By Julian Bajkowski
Public trust in how well the government handles the privacy of personal information that it holds has slipped over the last five years, according to new research released by the Office of the Information Commissioner.
The OAIC’s latest Community Attitudes to Privacy report has found that trust in government agencies on the privacy front fell to 69 per cent this year compared to 73 per cent in 2007.
The figures indicate an apparently growing suspicion on how the government uses personal information, despite an apparently conflicting desire for more personalised services coupled with the expectation that one agency should know what another knows with authentication and client interactions.

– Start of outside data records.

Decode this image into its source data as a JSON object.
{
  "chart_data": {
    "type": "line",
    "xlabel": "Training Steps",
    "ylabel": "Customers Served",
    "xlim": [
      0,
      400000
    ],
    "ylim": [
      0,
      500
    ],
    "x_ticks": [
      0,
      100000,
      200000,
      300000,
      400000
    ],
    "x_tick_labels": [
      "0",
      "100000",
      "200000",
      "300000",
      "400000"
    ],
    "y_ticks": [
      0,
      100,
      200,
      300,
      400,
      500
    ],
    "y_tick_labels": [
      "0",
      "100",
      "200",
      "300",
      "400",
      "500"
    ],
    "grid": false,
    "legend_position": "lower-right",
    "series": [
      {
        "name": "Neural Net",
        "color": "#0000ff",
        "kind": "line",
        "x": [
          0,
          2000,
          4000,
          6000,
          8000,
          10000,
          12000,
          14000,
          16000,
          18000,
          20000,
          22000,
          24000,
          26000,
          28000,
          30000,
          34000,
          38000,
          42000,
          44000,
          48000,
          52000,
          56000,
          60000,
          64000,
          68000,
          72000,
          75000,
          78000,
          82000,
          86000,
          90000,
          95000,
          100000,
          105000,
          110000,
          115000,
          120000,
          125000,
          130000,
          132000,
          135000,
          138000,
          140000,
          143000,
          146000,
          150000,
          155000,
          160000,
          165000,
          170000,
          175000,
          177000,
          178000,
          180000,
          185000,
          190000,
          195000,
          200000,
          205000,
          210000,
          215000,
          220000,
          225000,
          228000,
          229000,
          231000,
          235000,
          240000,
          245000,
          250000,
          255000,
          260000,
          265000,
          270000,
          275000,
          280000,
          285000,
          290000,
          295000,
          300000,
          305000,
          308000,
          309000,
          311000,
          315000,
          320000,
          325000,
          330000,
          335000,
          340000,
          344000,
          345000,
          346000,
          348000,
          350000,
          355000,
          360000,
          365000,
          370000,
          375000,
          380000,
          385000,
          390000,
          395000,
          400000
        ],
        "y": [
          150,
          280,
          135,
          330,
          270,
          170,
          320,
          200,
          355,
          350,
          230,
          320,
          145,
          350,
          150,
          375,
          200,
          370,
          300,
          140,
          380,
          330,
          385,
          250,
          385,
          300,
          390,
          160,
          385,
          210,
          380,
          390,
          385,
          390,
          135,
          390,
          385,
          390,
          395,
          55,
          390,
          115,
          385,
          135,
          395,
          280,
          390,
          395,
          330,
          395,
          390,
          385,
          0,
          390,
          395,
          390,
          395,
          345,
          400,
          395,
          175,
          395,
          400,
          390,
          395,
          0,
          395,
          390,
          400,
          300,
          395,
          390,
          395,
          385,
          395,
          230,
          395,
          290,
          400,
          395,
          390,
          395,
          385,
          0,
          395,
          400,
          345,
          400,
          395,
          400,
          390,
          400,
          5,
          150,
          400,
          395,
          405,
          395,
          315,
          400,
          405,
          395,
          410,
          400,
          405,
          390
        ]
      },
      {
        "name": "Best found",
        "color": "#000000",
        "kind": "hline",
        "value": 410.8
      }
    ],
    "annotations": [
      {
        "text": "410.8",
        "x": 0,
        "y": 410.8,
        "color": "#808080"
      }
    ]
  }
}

The good news for mandarins is that far more people trust government services than don’t and the public sector placed third out of a dozen sectors and businesses.
Health services providers ranked the most trustworthy on 91 per cent (down one per cent) – an area that a number of government providers ranging from Medicare to public hospitals could easily take credit for.
If public servants want lessons on how to improve privacy perceptions, banks and financial services providers could have some answers after that sector placed second and dramatically improved its trustworthiness by galloping from 58 per cent in 2007 to 74 per cent in 2013.
Organisations that now have a trust deficit include retailers (34 per cent), real estate agents (33 per cent) and the ever creative debt recovery industry (31 per cent).
Social media companies were rated the worst on just 9 per cent, followed by the e-commerce industry on 26 per cent.
Age, it appears, also wearies trust on privacy matters.
“There was a pattern of declining trust with increasing age in relation to nearly all types of organisations,” the report said, noting that nearly half of over 65 year olds rated retailers as trustworthy.